Мы имели дело с человеческим существом, обладающим таким же нетронутым сознанием, как первобытные люди - вчерашние обезьяны, существом без предков, вне социальной среды, возникшим среди нас, как говорил доктор, из небытия, из животного состояния. Бедная, убогая, пустая душа! Голова кружилась при взгляде в эту загадочную бездну.
22
Я больше не осмеливался надоедать доктору Салливену, приезжая к нему или приглашая к себе в гости. После того, что он сказал мне во время последнего моего посещения, я мог только ждать, когда он сам сочтет нужным позвать меня.
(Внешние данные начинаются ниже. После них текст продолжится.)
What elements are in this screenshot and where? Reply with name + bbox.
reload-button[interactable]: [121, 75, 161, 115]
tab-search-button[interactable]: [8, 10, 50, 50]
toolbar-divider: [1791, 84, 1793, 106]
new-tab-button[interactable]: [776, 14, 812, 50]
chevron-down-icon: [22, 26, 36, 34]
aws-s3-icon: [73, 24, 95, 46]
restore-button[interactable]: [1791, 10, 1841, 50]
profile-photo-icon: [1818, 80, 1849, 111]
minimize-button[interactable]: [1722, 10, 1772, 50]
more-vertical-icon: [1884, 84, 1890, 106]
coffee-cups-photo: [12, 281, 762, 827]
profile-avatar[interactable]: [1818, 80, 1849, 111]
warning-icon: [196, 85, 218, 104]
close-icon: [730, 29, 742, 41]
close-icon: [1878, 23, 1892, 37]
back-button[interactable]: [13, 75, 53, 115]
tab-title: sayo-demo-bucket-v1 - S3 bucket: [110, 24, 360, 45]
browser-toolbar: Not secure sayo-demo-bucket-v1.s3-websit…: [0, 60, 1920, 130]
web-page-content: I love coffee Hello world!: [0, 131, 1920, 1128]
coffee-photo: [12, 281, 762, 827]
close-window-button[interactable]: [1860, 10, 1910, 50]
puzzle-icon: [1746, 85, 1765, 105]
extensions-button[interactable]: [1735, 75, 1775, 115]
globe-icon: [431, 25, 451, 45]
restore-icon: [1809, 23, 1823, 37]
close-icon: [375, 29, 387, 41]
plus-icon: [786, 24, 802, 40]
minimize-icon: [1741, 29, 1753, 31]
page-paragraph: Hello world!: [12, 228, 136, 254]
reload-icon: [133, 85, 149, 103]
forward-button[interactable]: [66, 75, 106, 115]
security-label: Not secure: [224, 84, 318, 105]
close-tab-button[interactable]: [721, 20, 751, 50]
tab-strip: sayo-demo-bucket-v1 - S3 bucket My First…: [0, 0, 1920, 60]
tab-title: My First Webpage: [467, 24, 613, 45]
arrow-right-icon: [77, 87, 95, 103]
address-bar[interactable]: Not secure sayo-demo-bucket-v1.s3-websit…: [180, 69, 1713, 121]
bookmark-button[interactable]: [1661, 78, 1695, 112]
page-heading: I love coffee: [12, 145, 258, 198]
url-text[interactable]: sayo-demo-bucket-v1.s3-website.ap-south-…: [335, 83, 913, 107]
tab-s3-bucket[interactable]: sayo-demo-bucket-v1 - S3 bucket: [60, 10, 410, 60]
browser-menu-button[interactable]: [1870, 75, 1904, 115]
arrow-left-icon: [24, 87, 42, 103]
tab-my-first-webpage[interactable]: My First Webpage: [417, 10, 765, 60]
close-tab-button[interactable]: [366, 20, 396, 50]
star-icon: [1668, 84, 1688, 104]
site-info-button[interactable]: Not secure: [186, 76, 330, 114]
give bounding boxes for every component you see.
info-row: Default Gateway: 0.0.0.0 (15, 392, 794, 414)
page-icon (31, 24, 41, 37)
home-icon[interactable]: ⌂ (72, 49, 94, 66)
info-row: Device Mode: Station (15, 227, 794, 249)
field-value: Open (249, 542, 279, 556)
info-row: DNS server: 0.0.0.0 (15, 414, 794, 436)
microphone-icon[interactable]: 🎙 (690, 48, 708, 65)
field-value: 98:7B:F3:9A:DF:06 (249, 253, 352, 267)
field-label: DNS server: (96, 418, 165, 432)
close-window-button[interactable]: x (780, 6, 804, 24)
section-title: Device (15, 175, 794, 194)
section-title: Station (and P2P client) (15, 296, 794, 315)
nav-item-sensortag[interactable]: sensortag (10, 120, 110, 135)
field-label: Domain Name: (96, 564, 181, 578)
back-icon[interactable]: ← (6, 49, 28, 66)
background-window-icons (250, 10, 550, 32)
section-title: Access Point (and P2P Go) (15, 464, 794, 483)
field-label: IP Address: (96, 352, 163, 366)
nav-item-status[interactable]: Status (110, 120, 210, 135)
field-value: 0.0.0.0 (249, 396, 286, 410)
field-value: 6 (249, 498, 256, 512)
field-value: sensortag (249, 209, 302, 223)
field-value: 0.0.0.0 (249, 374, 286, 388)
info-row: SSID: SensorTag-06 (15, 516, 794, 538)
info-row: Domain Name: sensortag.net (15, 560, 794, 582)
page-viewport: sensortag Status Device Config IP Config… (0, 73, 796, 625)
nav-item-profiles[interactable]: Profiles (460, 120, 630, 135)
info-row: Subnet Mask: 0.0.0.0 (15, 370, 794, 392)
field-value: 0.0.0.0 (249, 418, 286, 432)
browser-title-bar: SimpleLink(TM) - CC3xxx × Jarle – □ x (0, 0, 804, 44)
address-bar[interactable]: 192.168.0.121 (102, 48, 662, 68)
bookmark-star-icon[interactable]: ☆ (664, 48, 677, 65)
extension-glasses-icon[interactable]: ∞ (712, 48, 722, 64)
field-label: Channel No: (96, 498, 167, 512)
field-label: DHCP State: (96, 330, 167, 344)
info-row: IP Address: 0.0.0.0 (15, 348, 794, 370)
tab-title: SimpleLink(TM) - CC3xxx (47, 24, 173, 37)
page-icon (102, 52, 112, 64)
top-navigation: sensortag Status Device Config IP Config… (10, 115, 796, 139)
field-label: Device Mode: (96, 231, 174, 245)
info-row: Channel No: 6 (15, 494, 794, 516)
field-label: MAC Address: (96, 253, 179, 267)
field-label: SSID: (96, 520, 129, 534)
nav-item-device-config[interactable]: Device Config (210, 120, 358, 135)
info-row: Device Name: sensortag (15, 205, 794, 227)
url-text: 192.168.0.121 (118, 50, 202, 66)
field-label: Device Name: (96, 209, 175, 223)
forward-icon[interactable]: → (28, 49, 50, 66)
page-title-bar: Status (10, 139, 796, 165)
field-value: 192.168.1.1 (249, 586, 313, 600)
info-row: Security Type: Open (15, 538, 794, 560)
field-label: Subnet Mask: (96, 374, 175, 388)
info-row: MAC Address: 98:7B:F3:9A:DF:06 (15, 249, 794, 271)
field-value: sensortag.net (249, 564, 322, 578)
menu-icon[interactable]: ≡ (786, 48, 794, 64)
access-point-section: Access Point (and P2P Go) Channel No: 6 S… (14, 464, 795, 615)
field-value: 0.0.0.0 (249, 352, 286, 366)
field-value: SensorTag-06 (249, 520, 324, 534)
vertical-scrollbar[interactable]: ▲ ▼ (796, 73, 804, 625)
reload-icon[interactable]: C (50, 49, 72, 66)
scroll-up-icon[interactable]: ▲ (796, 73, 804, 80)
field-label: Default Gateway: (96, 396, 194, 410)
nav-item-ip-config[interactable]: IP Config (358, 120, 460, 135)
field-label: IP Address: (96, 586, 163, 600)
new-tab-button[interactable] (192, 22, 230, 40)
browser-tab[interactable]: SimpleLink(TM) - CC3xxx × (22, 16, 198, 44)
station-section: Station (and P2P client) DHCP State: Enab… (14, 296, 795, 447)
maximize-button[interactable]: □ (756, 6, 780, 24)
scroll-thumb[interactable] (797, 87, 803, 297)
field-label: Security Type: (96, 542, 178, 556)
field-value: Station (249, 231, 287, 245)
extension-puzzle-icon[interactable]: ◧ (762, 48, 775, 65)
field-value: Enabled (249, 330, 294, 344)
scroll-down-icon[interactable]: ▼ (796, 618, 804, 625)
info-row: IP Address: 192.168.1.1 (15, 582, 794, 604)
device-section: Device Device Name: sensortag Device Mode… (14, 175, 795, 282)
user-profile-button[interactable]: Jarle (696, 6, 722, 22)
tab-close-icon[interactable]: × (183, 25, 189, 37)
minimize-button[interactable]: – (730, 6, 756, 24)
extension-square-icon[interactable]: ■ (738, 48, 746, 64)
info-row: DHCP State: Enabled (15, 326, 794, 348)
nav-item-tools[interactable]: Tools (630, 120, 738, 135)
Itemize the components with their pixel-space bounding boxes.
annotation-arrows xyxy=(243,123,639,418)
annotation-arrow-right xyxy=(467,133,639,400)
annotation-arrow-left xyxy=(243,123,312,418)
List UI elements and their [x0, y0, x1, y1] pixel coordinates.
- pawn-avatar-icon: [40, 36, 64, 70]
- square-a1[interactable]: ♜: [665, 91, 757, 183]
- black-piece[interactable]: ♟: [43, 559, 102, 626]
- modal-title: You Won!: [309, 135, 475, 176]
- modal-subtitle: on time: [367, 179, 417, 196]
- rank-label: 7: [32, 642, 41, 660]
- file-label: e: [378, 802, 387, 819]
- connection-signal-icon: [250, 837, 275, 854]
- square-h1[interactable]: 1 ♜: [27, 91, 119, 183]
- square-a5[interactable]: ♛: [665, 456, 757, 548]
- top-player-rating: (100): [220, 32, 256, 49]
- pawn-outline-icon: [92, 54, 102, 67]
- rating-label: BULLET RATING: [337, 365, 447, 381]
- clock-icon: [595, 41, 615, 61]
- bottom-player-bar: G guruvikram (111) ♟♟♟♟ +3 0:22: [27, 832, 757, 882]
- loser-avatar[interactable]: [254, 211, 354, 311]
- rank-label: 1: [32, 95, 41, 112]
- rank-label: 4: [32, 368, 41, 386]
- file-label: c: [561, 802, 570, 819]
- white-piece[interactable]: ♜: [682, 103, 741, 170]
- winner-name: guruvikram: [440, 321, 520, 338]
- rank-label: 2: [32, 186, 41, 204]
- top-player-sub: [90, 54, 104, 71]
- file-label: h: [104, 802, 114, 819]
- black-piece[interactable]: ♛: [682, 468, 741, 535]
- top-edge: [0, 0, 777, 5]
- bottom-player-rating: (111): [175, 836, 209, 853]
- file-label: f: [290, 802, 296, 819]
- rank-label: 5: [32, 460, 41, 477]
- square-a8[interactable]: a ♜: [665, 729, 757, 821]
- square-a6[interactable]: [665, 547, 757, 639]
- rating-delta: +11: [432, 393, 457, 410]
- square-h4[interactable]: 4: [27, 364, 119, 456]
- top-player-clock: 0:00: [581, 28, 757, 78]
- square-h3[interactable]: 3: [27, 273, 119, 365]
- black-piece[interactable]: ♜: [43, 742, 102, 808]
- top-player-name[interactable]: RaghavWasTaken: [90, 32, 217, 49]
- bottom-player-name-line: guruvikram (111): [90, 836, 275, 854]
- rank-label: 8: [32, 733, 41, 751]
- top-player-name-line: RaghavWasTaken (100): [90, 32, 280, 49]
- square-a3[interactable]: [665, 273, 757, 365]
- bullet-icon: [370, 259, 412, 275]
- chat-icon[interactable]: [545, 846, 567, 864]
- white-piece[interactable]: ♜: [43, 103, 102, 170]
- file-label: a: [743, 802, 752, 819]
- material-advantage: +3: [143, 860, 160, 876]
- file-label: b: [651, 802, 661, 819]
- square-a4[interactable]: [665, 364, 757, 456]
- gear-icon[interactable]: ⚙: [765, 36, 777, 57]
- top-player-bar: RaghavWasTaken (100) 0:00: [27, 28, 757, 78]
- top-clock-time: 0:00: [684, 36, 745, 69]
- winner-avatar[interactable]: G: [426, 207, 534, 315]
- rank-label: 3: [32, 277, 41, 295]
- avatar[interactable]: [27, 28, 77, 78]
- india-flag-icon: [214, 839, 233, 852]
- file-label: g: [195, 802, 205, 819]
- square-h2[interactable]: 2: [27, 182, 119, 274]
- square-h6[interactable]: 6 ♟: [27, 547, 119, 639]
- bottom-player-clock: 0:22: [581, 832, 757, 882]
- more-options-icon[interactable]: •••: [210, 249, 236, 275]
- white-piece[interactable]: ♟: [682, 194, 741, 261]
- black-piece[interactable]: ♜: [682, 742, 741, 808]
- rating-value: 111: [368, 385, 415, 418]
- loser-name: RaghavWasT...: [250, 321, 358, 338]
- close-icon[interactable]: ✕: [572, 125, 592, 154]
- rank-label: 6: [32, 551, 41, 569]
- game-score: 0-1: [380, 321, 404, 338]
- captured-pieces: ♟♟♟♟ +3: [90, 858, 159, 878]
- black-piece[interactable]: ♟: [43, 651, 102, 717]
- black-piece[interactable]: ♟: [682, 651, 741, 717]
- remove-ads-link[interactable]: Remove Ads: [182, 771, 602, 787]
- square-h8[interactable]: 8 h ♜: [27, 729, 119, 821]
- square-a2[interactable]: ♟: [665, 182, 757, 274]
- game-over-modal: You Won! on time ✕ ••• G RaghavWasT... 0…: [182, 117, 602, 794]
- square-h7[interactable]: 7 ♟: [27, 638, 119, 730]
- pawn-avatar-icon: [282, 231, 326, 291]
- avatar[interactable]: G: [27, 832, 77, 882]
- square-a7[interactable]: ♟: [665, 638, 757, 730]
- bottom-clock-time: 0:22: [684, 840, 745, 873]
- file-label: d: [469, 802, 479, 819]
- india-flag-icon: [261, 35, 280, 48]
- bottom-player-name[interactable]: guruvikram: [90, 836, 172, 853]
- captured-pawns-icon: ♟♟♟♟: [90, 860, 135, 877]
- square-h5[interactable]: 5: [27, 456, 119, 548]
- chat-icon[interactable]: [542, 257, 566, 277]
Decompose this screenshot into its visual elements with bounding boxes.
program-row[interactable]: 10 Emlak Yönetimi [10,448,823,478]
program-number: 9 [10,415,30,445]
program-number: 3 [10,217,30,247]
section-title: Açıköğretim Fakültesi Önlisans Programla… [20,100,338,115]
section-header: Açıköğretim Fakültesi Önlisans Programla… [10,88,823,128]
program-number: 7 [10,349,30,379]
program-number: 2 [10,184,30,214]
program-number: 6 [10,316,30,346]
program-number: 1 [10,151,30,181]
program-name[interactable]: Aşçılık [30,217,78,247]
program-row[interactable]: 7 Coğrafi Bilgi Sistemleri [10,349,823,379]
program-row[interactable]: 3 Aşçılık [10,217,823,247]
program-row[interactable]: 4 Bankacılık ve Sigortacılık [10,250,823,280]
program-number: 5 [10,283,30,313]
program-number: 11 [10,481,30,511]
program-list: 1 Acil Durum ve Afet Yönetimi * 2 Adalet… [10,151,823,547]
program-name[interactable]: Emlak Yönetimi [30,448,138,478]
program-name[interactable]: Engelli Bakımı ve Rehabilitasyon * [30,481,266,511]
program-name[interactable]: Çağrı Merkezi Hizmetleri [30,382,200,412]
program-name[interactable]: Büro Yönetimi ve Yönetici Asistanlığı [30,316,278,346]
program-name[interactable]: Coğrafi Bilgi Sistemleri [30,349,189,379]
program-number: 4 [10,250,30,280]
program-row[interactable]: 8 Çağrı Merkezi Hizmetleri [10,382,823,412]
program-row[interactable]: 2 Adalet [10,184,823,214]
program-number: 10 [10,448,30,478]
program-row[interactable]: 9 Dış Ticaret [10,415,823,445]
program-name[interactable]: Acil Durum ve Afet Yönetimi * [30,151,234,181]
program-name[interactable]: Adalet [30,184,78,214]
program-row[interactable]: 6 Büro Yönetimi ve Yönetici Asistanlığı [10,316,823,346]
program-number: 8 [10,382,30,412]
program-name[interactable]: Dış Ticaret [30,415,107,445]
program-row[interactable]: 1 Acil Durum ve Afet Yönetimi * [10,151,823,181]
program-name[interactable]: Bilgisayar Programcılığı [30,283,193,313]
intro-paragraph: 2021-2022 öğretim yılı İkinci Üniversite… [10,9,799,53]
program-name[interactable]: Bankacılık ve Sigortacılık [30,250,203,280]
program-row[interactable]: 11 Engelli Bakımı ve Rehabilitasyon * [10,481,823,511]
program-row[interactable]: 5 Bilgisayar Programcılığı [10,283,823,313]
Но доктор не подавал никаких признаков жизни. Я начал волноваться всерьез, все больше убеждая себя в том, что провинился перед Салливенами. Вероятно, думал я, они сердятся на меня за совместную жизнь с Сильвой: Нэнни поняла необходимость этого и больше не осуждала меня, Дороти утверждала, что думает точно так же, но, может быть, отрицая свою ревность, она просто пыталась сохранить достоинство и выглядеть свободомыслящей женщиной? А сама втайне страдала от этой двусмысленной близости, оскорбляющей ее гордость и - кто знает? - тщательно скрываемую ею любовь ко мне. Перебирая все эти гипотезы, я терзался сердечными муками, разрываясь между двумя чувствами, которые с каждым днем казались мне все более непримиримыми. Меньше, чем когда-либо, я расположен был расстаться с Сильвой теперь, когда она дала мне первое доказательство своей способности обрести истинно человеческую натуру. Но отказаться от Дороти! Ее долгое отсутствие, все старания избежать встреч со мной подстегивали, как это обычно бывает, чувства, которые в противном случае оставались бы вполне прохладными и неопределенными. Я написал ей письмо, составленное нарочито сдержанно, и не получил ответа. Второе, гораздо более пылкое, также не дало результата. Я совсем уж было приготовился написать третье, в котором, окончательно позабыв об осторожности, хотел "сжечь корабли", когда в Ричвик-мэнор без всякого предупреждения ворвался доктор Салливен.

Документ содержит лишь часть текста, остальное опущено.